Asian stocks advanced for the first time in three days after commodity prices increased and Citigroup Inc. reported profit that exceeded analysts’ estimates, boosting the outlook for corporate earnings.
Mitsubishi UFJ Financial Group Inc., Japan’s biggest lender, gained 1.3 percent. Westpac Banking Corp., Australia’s second- biggest bank, rose 1.3 percent. Nintendo Co., the world’s largest maker of video-game players, climbed 1.5 percent after JPMorgan Chase & Co. recommended investors buy the stock. Inpex Corp., Japan’s biggest energy explorer, increased 1 percent.
“Market sentiment is improving,” said Fumiyuki Nakanishi, a strategist at Tokyo-based SMBC Friend Securities Co. “Expectations for corporate earnings in the financial sector are rising after the better-than-expected results at Citigroup.”

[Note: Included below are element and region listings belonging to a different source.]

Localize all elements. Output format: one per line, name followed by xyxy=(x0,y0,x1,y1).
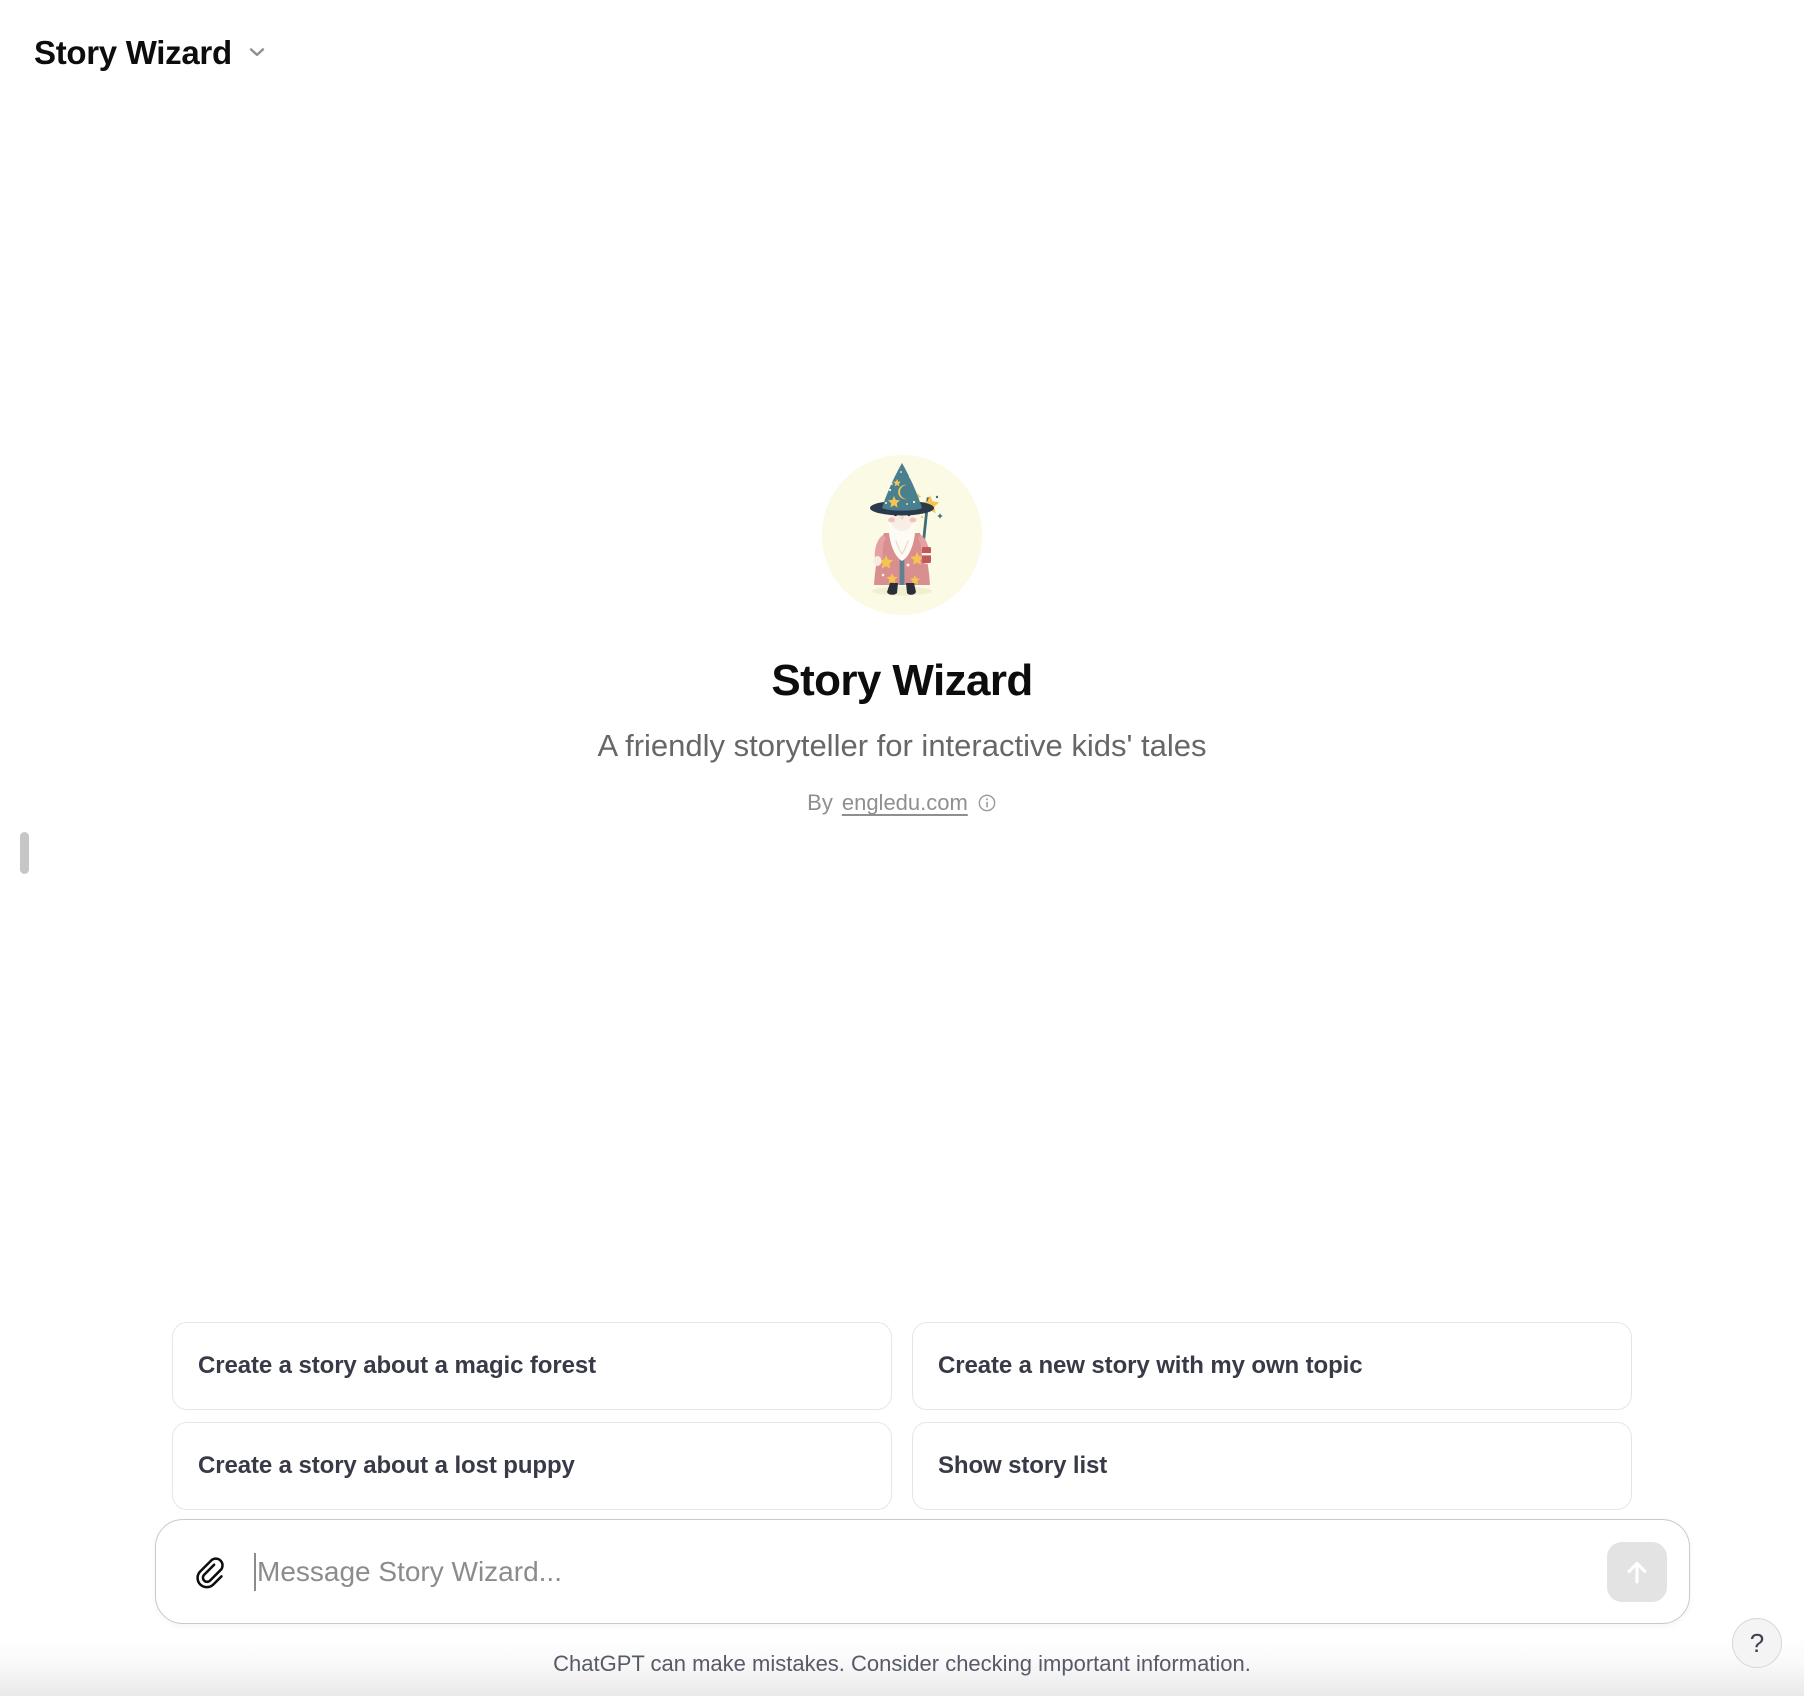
page-title: Story Wizard xyxy=(771,656,1033,705)
page-subtitle: A friendly storyteller for interactive k… xyxy=(597,728,1207,764)
byline-prefix: By xyxy=(807,790,833,816)
top-bar-title: Story Wizard xyxy=(34,33,232,71)
page-scrollbar-thumb[interactable] xyxy=(20,832,29,874)
footer-bar: ChatGPT can make mistakes. Consider chec… xyxy=(0,1638,1804,1696)
top-bar: Story Wizard xyxy=(0,0,1804,104)
arrow-up-icon xyxy=(1620,1555,1654,1589)
send-button[interactable] xyxy=(1607,1541,1667,1602)
byline: By engledu.com xyxy=(807,790,997,816)
info-circle-icon[interactable] xyxy=(977,793,997,813)
message-composer[interactable] xyxy=(155,1519,1690,1624)
disclaimer-text: ChatGPT can make mistakes. Consider chec… xyxy=(553,1650,1251,1676)
gpt-switcher-button[interactable]: Story Wizard xyxy=(32,30,278,75)
message-input[interactable] xyxy=(257,1520,1607,1623)
wizard-avatar xyxy=(822,455,982,615)
byline-author-link[interactable]: engledu.com xyxy=(842,790,968,816)
main-content: Story Wizard A friendly storyteller for … xyxy=(0,104,1804,1696)
text-cursor xyxy=(254,1552,256,1591)
composer-area xyxy=(155,1519,1690,1624)
help-button[interactable]: ? xyxy=(1732,1618,1782,1668)
suggestion-show-story-list[interactable]: Show story list xyxy=(912,1422,1632,1510)
chevron-down-icon[interactable] xyxy=(246,41,268,63)
suggestion-magic-forest[interactable]: Create a story about a magic forest xyxy=(172,1322,892,1410)
suggestion-grid: Create a story about a magic forest Crea… xyxy=(172,1322,1632,1510)
gpt-intro-section: Story Wizard A friendly storyteller for … xyxy=(0,455,1804,817)
composer-input-wrap[interactable] xyxy=(254,1520,1607,1623)
paperclip-icon xyxy=(194,1555,228,1589)
suggestion-own-topic[interactable]: Create a new story with my own topic xyxy=(912,1322,1632,1410)
suggestion-lost-puppy[interactable]: Create a story about a lost puppy xyxy=(172,1422,892,1510)
attach-file-button[interactable] xyxy=(188,1549,234,1595)
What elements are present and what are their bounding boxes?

The MSCI Asia Pacific Index gained 0.5 percent to 131.04 as of 9:32 a.m. in Tokyo. The measure completed its seventh weekly advance last week, the longest winning streak since 2006, on speculation growth in corporate profits will weather Europe’s debt crisis, Chinese steps to curb property-price inflation and concern about the pace of the U.S. economic rebound
Japan’s Nikkei 225 Stock Average rose 0.7 percent. Korea’s Kospi Index gained 0.2 percent. Australia’s S&P/ASX 200 Index climbed 0.6 percent today.
Futures on the Standard & Poor’s 500 Index slid 0.3 percent. The gauge rose 0.7 percent yesterday in New York to the highest level since May 3 following Citigroup’s results and as an unexpected drop in U.S. industrial production added to signs the Federal Reserve will help fuel the economic recovery.
Output at factories, mines and utilities fell 0.2 percent in September, according to figures from the Fed, the first decline since the recession ended in June 2009.